2.3.3.3. Belirlenen Alternatiflerin Değerlendirilmesi

Çok sayıda alternatif arasından makul bir seçime konu olacak seçenek riski minimum olan mal ya da hizmeti belirlemekten geçecektir. Esas itibariyle alternatifler arasından hangisinin seçileceği sorusuna yanıt teşkil edecek seçeneğin belirlenmesi gerekecektir. Değerlendirmeye ilişkin kriterler bir dizi sorun karşısında verilen tepkilere ve tüketici tarafından belirlenen beklenti seviyesine yanıt veren özelliklere göre değişmektedir. Genelde bazı kriterlerin benzerlerinden farklı ve daha büyük bir önem sahip olduğu düşünülmektedir. Satın alım sırasında üzerinde fazla durulmayan ürünlerde kriterler düşük bir orana sahipken, gayrimenkul gibi satın alım süreçlerinde kriterlerin oldukça fazla olduğu gözlemlenebilir (Odabaşı & Barış, 2012, s. 365-366).

Alternatifleri değerlendiren tüketicilerin nesnel ya da öznel kriterleri bulunabilmektedir. Markaya ilişkin duygular tüketiciyi etkileyebilme kabiliyetine ve

sosyal duyarlılığa göre değişen bir çerçevede ele alınmaktadır (Altunışık & İslamoğlu, 2013, s. 43-44).

Tüm bunlara mukabil bir markanın olumlu ya da olumsuz değerlendirilmesine yönelik belirleyici etmenlerin başında tercih edilecek ürünün fiyatı gelmektedir. Bu bağlamda fiyatın işletmeler tarafından doğru belirlenmesi hayatı bir önem sahip olmakla birlikte, tüketiciler için de önde gelen bir kriter olarak markaya ilişkin tercih sebebini meydana getirmektedir. Tüketiciler fiyatın yüksek ya da düşük olması durumunda kaliteye ilişkin algılarında bir dizi farklılaşmaya gidebilmektedir. Genel olarak tüketiciler fiyatı yüksek olan ürünlerin kaliteli olduğunu düşünmektedir. Ürünün satın alınması için gereken tutar ödendikten sonra tüketicinin tek beklentisi ödediği değere en azından denk gelen bir faydalanma kapasitesinin oluşmasıdır. Markanın sahip olduğu imaj tüketiciler tarafından oluşturulan algısal değerlere doğrudan tesir etmektedir. Bu bağlamda pazarlamacıların öncelikli hedefi markanın sahip olduğu imajı en üst düzeye çıkarmaktır (Argan, 2012, s. 170).

2.3.3.4. Satın Alma Kararının Verilmesi

Tüketicinin yaptığı değerlendirmelerden sonra ürün ya da hizmete yönelik bir dizi kriter söz konusu olmakta ve verilecek karar üzerinde alternatifler arasından en uygun olanın seçilmesine çabalanmaktadır.
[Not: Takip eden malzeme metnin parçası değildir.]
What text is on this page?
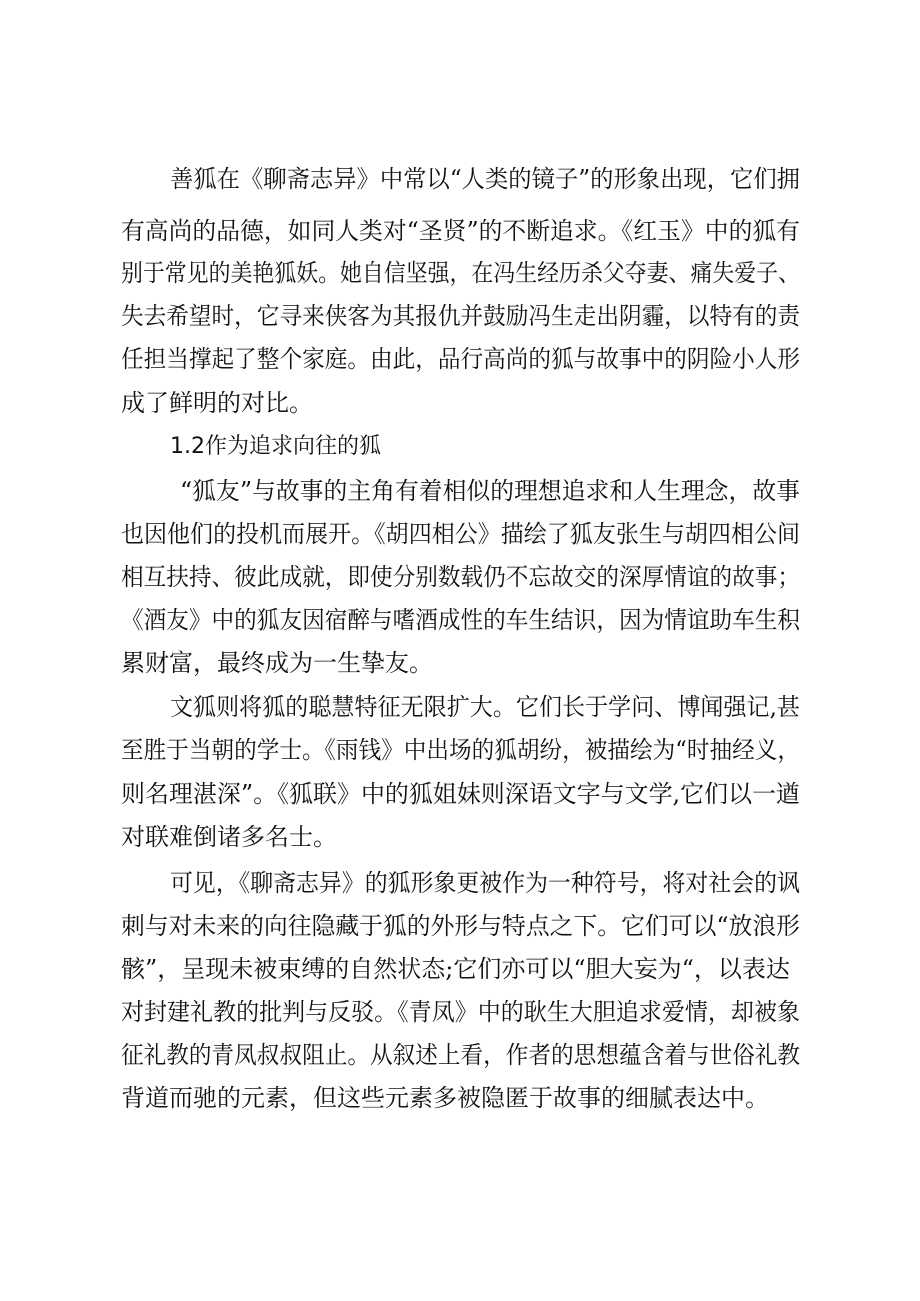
善狐在《聊斋志异》中常以“人类的镜子”的形象出现，它们拥
有高尚的品德，如同人类对“圣贤”的不断追求。《红玉》中的狐有
别于常见的美艳狐妖。她自信坚强，在冯生经历杀父夺妻、痛失爱子、
失去希望时，它寻来侠客为其报仇并鼓励冯生走出阴霾，以特有的责
任担当撑起了整个家庭。由此，品行高尚的狐与故事中的阴险小人形
成了鲜明的对比。
1.2作为追求向往的狐
“狐友”与故事的主角有着相似的理想追求和人生理念，故事
也因他们的投机而展开。《胡四相公》描绘了狐友张生与胡四相公间
相互扶持、彼此成就，即使分别数载仍不忘故交的深厚情谊的故事；
《酒友》中的狐友因宿醉与嗜酒成性的车生结识，因为情谊助车生积
累财富，最终成为一生挚友。
文狐则将狐的聪慧特征无限扩大。它们长于学问、博闻强记,甚
至胜于当朝的学士。《雨钱》中出场的狐胡纷，被描绘为“时抽经义，
则名理湛深”。《狐联》中的狐姐妹则深语文字与文学,它们以一遒
对联难倒诸多名士。
可见，《聊斋志异》的狐形象更被作为一种符号，将对社会的讽
刺与对未来的向往隐藏于狐的外形与特点之下。它们可以“放浪形
骸”，呈现未被束缚的自然状态;它们亦可以“胆大妄为“，以表达
对封建礼教的批判与反驳。《青凤》中的耿生大胆追求爱情，却被象
征礼教的青凤叔叔阻止。从叙述上看，作者的思想蕴含着与世俗礼教
背道而驰的元素，但这些元素多被隐匿于故事的细腻表达中。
Tüketicinin arzu ettiği ürüne sahip olmak adına zaman ve enerji sarfiyatını göze aldığı görülebilir. Genelde tüketiciler gündelik alışverişlerde kategori veya sınıfı belirleyerek markanın niteliğiyle ilgilenmezler. Bu durumda ürüne ilişkin bir ön değerlendirmenin yapılmış olması markaya ilişkin tercihin alışverişin gerçekleşeceği mağaza içerisinde yapılacağının göstergesidir. Mağazanın iç ve dış pazarlamaya ilişkin geliştirdiği uygulamalar tüm durumlarda rol etkinliği kapsamında değerlendirilebilmektedir. Tüketicilerin ihtiyaçları dahilinde başlamadıkları alışverişlerde satın almaya olan niyetleri düşük düzeydedir. Bu durumda alışverişin plansız şekilde gerçekleştiği ve söz konusu markalardan herhangi birinin tercih edilmesi stratejik pazarlama anlayışının hangi düzeyde olduğunun bir göstergesi olmaktadır (Odabaşı & Barış, 2012, s. 375-376).
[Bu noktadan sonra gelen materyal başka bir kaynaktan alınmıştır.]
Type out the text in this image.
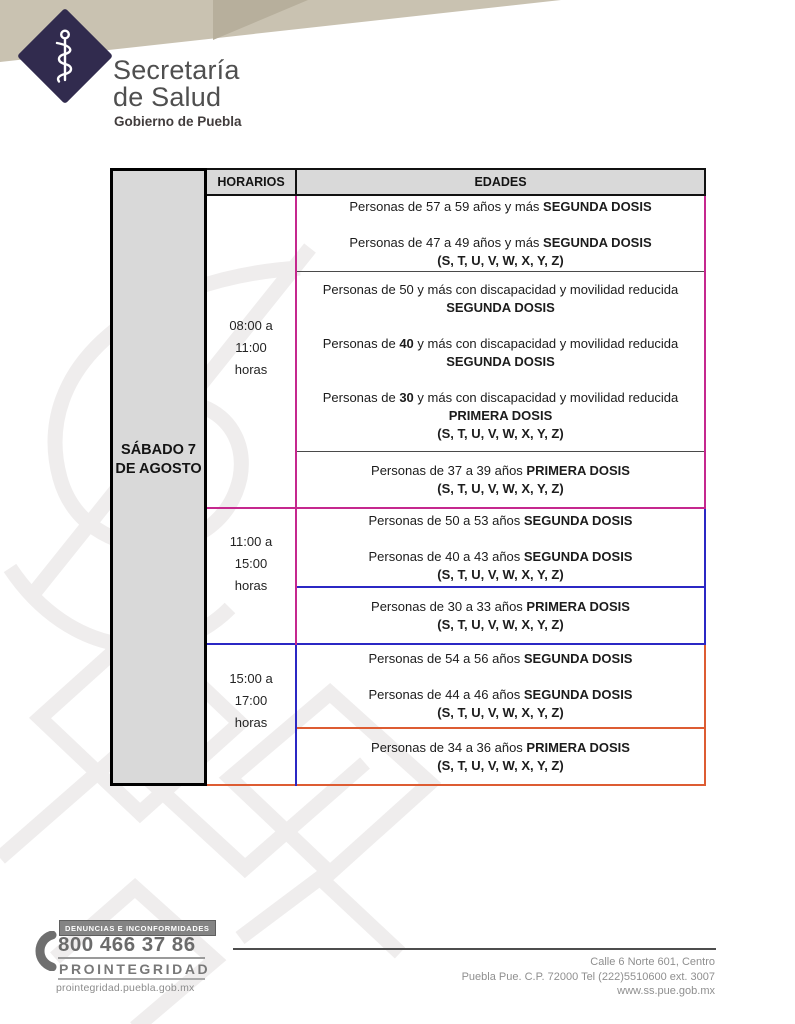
Secretaría
de Salud
Gobierno de Puebla
SÁBADO 7
DE AGOSTO
HORARIOS	EDADES
08:00 a
11:00
horas
Personas de 57 a 59 años y más SEGUNDA DOSIS
Personas de 47 a 49 años y más SEGUNDA DOSIS
(S, T, U, V, W, X, Y, Z)
Personas de 50 y más con discapacidad y movilidad reducida
SEGUNDA DOSIS
Personas de 40 y más con discapacidad y movilidad reducida
SEGUNDA DOSIS
Personas de 30 y más con discapacidad y movilidad reducida
PRIMERA DOSIS
(S, T, U, V, W, X, Y, Z)
Personas de 37 a 39 años PRIMERA DOSIS
(S, T, U, V, W, X, Y, Z)
11:00 a
15:00
horas
Personas de 50 a 53 años SEGUNDA DOSIS
Personas de 40 a 43 años SEGUNDA DOSIS
(S, T, U, V, W, X, Y, Z)
Personas de 30 a 33 años PRIMERA DOSIS
(S, T, U, V, W, X, Y, Z)
15:00 a
17:00
horas
Personas de 54 a 56 años SEGUNDA DOSIS
Personas de 44 a 46 años SEGUNDA DOSIS
(S, T, U, V, W, X, Y, Z)
Personas de 34 a 36 años PRIMERA DOSIS
(S, T, U, V, W, X, Y, Z)
DENUNCIAS E INCONFORMIDADES
800 466 37 86
PROINTEGRIDAD
prointegridad.puebla.gob.mx
Calle 6 Norte 601, Centro
Puebla Pue. C.P. 72000 Tel (222)5510600 ext. 3007
www.ss.pue.gob.mx
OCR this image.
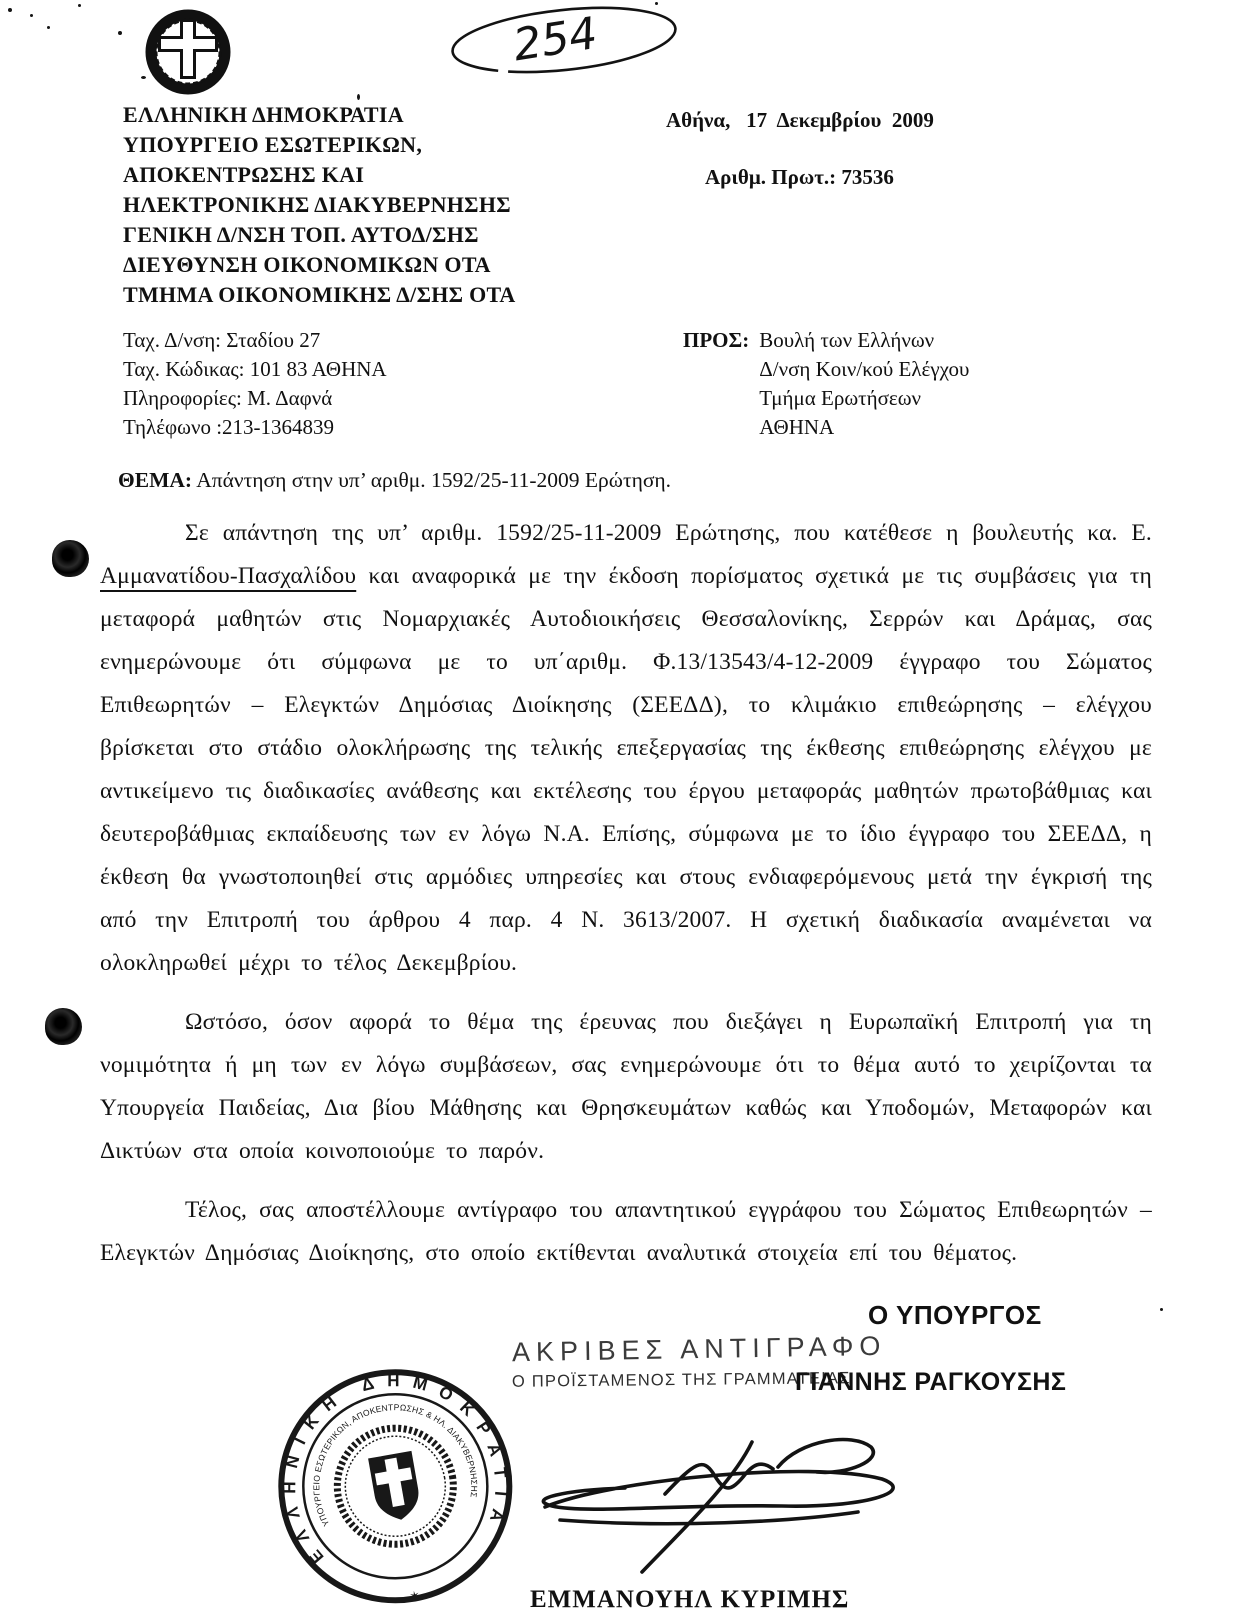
254
ΕΛΛΗΝΙΚΗ ΔΗΜΟΚΡΑΤΙΑ
ΥΠΟΥΡΓΕΙΟ ΕΣΩΤΕΡΙΚΩΝ,
ΑΠΟΚΕΝΤΡΩΣΗΣ ΚΑΙ
ΗΛΕΚΤΡΟΝΙΚΗΣ ΔΙΑΚΥΒΕΡΝΗΣΗΣ
ΓΕΝΙΚΗ Δ/ΝΣΗ ΤΟΠ. ΑΥΤΟΔ/ΣΗΣ
ΔΙΕΥΘΥΝΣΗ ΟΙΚΟΝΟΜΙΚΩΝ ΟΤΑ
ΤΜΗΜΑ ΟΙΚΟΝΟΜΙΚΗΣ Δ/ΣΗΣ ΟΤΑ
Αθήνα,   17  Δεκεμβρίου  2009
Αριθμ. Πρωτ.: 73536
Ταχ. Δ/νση: Σταδίου 27
Ταχ. Κώδικας: 101 83 ΑΘΗΝΑ
Πληροφορίες: Μ. Δαφνά
Τηλέφωνο :213-1364839
ΠΡΟΣ: Βουλή των Ελλήνων
Δ/νση Κοιν/κού Ελέγχου
Τμήμα Ερωτήσεων
ΑΘΗΝΑ
ΘΕΜΑ: Απάντηση στην υπ’ αριθμ. 1592/25-11-2009 Ερώτηση.

Σε απάντηση της υπ’ αριθμ. 1592/25-11-2009 Ερώτησης, που κατέθεσε η βουλευτής κα. Ε. Αμμανατίδου-Πασχαλίδου και αναφορικά με την έκδοση πορίσματος σχετικά με τις συμβάσεις για τη μεταφορά μαθητών στις Νομαρχιακές Αυτοδιοικήσεις Θεσσαλονίκης, Σερρών και Δράμας, σας ενημερώνουμε ότι σύμφωνα με το υπ΄αριθμ. Φ.13/13543/4-12-2009 έγγραφο του Σώματος Επιθεωρητών – Ελεγκτών Δημόσιας Διοίκησης (ΣΕΕΔΔ), το κλιμάκιο επιθεώρησης – ελέγχου βρίσκεται στο στάδιο ολοκλήρωσης της τελικής επεξεργασίας της έκθεσης επιθεώρησης ελέγχου με αντικείμενο τις διαδικασίες ανάθεσης και εκτέλεσης του έργου μεταφοράς μαθητών πρωτοβάθμιας και δευτεροβάθμιας εκπαίδευσης των εν λόγω Ν.Α. Επίσης, σύμφωνα με το ίδιο έγγραφο του ΣΕΕΔΔ, η έκθεση θα γνωστοποιηθεί στις αρμόδιες υπηρεσίες και στους ενδιαφερόμενους μετά την έγκρισή της από την Επιτροπή του άρθρου 4 παρ. 4 Ν. 3613/2007. Η σχετική διαδικασία αναμένεται να ολοκληρωθεί μέχρι το τέλος Δεκεμβρίου.

Ωστόσο, όσον αφορά το θέμα της έρευνας που διεξάγει η Ευρωπαϊκή Επιτροπή για τη νομιμότητα ή μη των εν λόγω συμβάσεων, σας ενημερώνουμε ότι το θέμα αυτό το χειρίζονται τα Υπουργεία Παιδείας, Δια βίου Μάθησης και Θρησκευμάτων καθώς και Υποδομών, Μεταφορών και Δικτύων στα οποία κοινοποιούμε το παρόν.

Τέλος, σας αποστέλλουμε αντίγραφο του απαντητικού εγγράφου του Σώματος Επιθεωρητών – Ελεγκτών Δημόσιας Διοίκησης, στο οποίο εκτίθενται αναλυτικά στοιχεία επί του θέματος.

Ο ΥΠΟΥΡΓΟΣ
ΑΚΡΙΒΕΣ ΑΝΤΙΓΡΑΦΟ
Ο ΠΡΟΪΣΤΑΜΕΝΟΣ ΤΗΣ ΓΡΑΜΜΑΤΕΙΑΣ
ΓΙΑΝΝΗΣ ΡΑΓΚΟΥΣΗΣ
ΕΜΜΑΝΟΥΗΛ ΚΥΡΙΜΗΣ
ΕΛΛΗΝΙΚΗ ΔΗΜΟΚΡΑΤΙΑ
ΥΠΟΥΡΓΕΙΟ ΕΣΩΤΕΡΙΚΩΝ, ΑΠΟΚΕΝΤΡΩΣΗΣ & ΗΛ. ΔΙΑΚΥΒΕΡΝΗΣΗΣ
✶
2.3.3.5. Satın Alma Sonrası Değerlendirmeler

Ürünler satıldıktan sonra tüketicilerin memnuniyet düzeyinin belirlenmesi kaçınılmaz olmaktadır. Tüketicilerin tüketim sırasından ve tüketimden sonraki süreçte sağladıkları tatmine ilişkin işlemenin bilgi sahibi olması özellikle pazarlamaya yönelik faaliyetlerin yeniden organize edilmesinde belirleyici olmaktadır. Ürün için biçilen fiyat ve tüketicilerin üründen sağladıkları tatminde olumsuz anlamda bir tutarsızlık varsa tüketici memnuniyetinden bahsetmek olanaksız hale gelir. Mal veya hizmete ödenen tutar alınan performans dahilinde hak edilir boyutta veya daha düşük düzeyde ise memnuniyetin oluşması kaçınılmazdır. Bu bağlamda esas önemli nokta ise tüketicinin satın aldığı üründen ne beklediğidir. Beklentiyi tüketicilerin bir dizi bilgi kaynağından edindiği ve ürüne yönelik deneyimleri gözlemleme fırsatına sahip olduğu mesaj yığınları oluşturmaktadır (Kotler, Armstrong, Saunde, & Wong, 1999, s. 258-259).

Tüketicilerin ürünlere ilişkin deneyimlerini paylaştığı ve internetin yaygınlaşması sebebiyle sıkça kullanılan sosyal paylaşım platformları yalnızca tüketiciler için değil pazarlamacılar için de çok sayıda bilgiye ulaşma fırsatını beraberinde getirmektedir. Tüketilen mallar üzerine yapılan olumlu ya da olumsuz değerlendirmeler potansiyel müşterilerin satın alma sürecine yönlendirilmesinde önemli bir adım olarak ön plana çıkmaktadır (Koç, 2013, s. 462). Tüketiciler satın aldıkları bir üründen bekledikleri tatmini sağladıklarında üç farklı davranışta bulunabilmektedirler. İlki gelecek alışverişlerde yine o markanın tercih edilmesidir. İkinci davranış o markaya ait diğer ürün ve hizmetlerin de benimsenmesidir. Üçüncü davranış kalıbı ise sahip olunan tatminin ve memnuniyetin çevreye aktarılması ve diğer insanların da alışverişlerinde o markayı tercih etmelerinin sağlanmasıdır (Arpacı, Ayhan, Tuncer, & Üner, 1994, s. 42).